Where did you get them???

I want some for my shirts!


----------



## lizziemaxine (Nov 14, 2007)

Nuba said:


> COOL!
> 
> Where did you get them???
> 
> I want some for my shirts!


I got some of the glow in the dark rhinestones and am very pleased with them. Very fun.


----------



## Nuba (Jun 25, 2012)

lizziemaxine said:


> I got some of the glow in the dark rhinestones and am very pleased with them. Very fun.



GREAT!

Can you tell me where I can get them???


----------



## lizziemaxine (Nov 14, 2007)

Nuba said:


> GREAT!
> 
> Can you tell me where I can get them???
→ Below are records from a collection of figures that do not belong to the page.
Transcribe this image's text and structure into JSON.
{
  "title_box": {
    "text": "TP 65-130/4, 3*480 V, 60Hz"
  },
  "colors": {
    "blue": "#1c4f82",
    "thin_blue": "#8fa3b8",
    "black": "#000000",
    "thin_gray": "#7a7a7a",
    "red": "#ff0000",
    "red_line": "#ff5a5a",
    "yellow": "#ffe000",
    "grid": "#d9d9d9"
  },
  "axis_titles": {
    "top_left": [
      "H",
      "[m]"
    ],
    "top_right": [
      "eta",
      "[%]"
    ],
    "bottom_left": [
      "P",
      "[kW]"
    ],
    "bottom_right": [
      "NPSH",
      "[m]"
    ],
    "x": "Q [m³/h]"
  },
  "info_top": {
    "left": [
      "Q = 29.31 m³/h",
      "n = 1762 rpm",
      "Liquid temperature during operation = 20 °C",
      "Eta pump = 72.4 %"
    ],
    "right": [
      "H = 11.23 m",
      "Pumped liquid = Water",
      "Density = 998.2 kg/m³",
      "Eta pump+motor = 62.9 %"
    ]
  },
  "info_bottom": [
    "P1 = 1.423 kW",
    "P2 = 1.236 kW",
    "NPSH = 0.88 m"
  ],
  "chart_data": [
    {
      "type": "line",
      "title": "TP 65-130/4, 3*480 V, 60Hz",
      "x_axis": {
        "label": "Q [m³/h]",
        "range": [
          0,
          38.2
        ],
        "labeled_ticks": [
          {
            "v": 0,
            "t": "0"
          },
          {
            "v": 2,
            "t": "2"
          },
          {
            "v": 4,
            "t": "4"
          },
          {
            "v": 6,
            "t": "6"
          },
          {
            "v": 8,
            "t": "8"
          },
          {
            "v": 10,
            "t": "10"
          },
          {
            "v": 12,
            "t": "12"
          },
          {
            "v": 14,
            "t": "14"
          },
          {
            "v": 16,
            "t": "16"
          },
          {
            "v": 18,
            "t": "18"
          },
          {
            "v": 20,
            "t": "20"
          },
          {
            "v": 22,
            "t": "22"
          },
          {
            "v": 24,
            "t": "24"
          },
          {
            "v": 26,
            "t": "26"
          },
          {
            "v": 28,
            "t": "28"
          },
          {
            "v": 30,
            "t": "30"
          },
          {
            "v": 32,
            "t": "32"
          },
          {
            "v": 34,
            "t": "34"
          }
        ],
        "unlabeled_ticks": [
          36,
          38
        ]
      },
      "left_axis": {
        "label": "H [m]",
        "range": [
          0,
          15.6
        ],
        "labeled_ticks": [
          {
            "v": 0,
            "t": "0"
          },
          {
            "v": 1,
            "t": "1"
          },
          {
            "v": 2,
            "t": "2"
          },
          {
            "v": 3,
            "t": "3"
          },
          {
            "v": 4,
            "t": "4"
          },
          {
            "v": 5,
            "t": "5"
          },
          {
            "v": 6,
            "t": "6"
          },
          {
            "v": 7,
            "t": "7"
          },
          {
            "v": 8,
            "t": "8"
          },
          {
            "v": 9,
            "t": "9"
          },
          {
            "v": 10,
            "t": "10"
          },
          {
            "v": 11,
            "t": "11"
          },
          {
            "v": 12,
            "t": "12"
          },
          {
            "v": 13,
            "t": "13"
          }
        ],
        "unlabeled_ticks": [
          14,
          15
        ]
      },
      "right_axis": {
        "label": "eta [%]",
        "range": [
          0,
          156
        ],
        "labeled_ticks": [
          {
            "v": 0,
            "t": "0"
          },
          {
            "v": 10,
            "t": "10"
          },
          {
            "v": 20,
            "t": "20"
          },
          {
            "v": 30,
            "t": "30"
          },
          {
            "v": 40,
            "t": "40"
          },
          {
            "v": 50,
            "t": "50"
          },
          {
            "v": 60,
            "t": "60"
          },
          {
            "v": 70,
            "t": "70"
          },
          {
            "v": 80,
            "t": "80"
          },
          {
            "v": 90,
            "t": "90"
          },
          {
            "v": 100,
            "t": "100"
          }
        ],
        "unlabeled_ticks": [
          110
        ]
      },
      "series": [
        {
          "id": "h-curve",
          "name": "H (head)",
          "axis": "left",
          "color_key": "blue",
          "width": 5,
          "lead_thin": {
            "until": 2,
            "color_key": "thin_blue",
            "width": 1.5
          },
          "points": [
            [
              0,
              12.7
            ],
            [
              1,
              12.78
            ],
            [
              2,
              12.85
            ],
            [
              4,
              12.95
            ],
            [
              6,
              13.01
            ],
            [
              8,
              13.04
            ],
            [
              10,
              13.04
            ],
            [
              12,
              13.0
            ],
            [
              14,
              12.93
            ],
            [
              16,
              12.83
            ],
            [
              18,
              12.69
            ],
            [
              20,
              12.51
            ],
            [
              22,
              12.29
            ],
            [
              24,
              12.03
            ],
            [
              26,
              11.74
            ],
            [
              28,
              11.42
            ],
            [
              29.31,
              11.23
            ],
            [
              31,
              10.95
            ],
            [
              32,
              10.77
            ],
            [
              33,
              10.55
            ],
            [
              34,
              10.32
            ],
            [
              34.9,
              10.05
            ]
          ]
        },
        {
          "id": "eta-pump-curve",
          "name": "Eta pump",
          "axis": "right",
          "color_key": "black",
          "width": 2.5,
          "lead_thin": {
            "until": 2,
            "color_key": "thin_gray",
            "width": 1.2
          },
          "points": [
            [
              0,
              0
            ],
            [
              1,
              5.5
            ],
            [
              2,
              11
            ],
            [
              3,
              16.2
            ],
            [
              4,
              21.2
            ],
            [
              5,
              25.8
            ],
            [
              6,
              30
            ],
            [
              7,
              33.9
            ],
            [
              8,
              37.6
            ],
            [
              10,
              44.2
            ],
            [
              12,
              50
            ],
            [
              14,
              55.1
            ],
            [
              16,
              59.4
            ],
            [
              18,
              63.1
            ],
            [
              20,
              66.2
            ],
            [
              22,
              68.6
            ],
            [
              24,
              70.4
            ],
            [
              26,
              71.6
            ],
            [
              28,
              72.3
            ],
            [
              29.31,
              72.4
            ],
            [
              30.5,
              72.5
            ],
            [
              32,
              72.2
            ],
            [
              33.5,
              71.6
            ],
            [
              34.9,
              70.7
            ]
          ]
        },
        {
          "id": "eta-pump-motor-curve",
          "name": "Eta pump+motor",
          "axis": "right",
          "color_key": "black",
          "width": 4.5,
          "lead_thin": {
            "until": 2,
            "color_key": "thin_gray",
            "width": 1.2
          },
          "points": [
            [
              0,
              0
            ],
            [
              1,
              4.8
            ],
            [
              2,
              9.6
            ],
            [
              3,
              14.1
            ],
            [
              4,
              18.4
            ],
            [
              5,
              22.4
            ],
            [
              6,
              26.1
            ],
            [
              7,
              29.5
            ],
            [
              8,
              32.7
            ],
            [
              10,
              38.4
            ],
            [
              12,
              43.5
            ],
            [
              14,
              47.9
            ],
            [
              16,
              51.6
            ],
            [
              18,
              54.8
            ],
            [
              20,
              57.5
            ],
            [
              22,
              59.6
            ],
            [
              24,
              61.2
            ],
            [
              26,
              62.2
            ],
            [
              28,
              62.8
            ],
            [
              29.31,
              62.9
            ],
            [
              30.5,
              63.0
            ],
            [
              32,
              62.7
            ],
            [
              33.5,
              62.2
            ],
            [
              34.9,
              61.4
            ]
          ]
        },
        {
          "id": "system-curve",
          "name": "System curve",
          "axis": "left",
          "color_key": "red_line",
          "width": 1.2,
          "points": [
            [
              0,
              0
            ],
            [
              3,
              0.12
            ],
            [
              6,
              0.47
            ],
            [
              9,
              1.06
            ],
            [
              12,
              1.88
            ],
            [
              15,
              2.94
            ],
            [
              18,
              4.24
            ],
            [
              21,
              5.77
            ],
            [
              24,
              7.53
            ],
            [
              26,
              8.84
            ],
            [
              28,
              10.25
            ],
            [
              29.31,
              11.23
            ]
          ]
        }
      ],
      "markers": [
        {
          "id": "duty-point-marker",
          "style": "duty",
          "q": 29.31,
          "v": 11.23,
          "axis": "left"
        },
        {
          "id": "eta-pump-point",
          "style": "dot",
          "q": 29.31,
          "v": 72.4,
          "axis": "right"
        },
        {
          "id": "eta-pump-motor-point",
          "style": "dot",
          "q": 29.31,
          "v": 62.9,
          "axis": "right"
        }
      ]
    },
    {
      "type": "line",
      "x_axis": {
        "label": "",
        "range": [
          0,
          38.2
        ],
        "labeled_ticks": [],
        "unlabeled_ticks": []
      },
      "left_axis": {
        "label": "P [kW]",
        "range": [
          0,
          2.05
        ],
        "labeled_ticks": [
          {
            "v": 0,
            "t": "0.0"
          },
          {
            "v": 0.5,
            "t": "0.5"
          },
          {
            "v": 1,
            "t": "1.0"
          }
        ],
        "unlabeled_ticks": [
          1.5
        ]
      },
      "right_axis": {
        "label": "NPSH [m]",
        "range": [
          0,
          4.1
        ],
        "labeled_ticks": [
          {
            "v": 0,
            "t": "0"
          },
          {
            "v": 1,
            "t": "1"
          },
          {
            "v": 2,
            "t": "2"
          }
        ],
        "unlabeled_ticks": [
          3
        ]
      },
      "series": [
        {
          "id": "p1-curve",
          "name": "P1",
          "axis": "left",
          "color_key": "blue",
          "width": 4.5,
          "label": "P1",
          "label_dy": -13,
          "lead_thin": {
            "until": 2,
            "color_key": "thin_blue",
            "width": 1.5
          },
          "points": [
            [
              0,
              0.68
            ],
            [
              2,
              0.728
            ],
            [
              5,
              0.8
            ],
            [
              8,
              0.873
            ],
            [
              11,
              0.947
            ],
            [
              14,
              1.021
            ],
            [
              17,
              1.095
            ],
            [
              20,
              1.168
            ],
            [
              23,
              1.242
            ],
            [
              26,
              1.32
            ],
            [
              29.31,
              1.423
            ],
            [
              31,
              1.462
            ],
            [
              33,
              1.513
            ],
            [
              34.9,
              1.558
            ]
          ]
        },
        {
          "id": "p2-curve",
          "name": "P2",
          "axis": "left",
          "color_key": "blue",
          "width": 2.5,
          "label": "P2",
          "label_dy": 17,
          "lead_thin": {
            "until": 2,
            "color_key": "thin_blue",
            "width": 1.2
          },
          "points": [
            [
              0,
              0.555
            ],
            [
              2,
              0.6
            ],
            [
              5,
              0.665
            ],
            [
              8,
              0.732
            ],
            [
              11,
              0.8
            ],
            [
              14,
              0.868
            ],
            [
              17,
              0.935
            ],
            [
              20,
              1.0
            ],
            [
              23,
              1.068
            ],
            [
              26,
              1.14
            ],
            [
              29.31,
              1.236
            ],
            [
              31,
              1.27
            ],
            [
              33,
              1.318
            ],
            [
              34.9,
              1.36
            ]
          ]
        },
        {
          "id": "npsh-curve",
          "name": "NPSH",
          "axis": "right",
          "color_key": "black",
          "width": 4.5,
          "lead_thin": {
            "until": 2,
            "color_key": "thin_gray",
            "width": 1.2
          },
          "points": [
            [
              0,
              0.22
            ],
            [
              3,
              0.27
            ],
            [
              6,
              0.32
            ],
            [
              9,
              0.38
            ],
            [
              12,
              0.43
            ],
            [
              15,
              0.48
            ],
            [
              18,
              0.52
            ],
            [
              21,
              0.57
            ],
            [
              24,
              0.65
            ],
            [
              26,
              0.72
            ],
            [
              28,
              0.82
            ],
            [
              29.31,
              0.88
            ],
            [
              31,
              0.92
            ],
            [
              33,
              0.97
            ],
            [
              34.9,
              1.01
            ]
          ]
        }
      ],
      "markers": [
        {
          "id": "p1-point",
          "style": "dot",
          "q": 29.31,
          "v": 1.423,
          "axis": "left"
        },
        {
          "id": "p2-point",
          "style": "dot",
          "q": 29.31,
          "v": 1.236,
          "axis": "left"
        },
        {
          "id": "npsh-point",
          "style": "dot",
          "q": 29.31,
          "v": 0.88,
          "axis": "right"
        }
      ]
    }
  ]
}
 I got mine from www.SlickArtOnline.COM


----------



## Nuba (Jun 25, 2012)

lizziemaxine said:


> I got mine from www.SlickArtOnline.COM



Thanks!

I'll check it out.


----------



## diana13t (Mar 11, 2009)

lizziemaxine said:


> I got mine from www.SlickArtOnline.COM


I could not find them on the website


----------



## Bling Art USA (May 15, 2012)

Love it! Glow in the dark! Got to try some


----------



## Nuba (Jun 25, 2012)

Do you have a phone number on them.

Site isn't showing one.


----------



## heattransfers (Aug 5, 2009)

Glow in the dark? Does it mean the stone will shine in the dark without any light?


----------



## sunnydayz (Jun 22, 2007)

With them being epoxy or acrylic are they able to be used with a heat press? Or do they have to be applied with glue?


----------



## lizziemaxine (Nov 14, 2007)

sunnydayz said:


> With them being epoxy or acrylic are they able to be used with a heat press? Or do they have to be applied with glue?


I applied them with my heat press.


----------



## sunnydayz (Jun 22, 2007)

Awesome. I was wondering if the heat press would melt them.


----------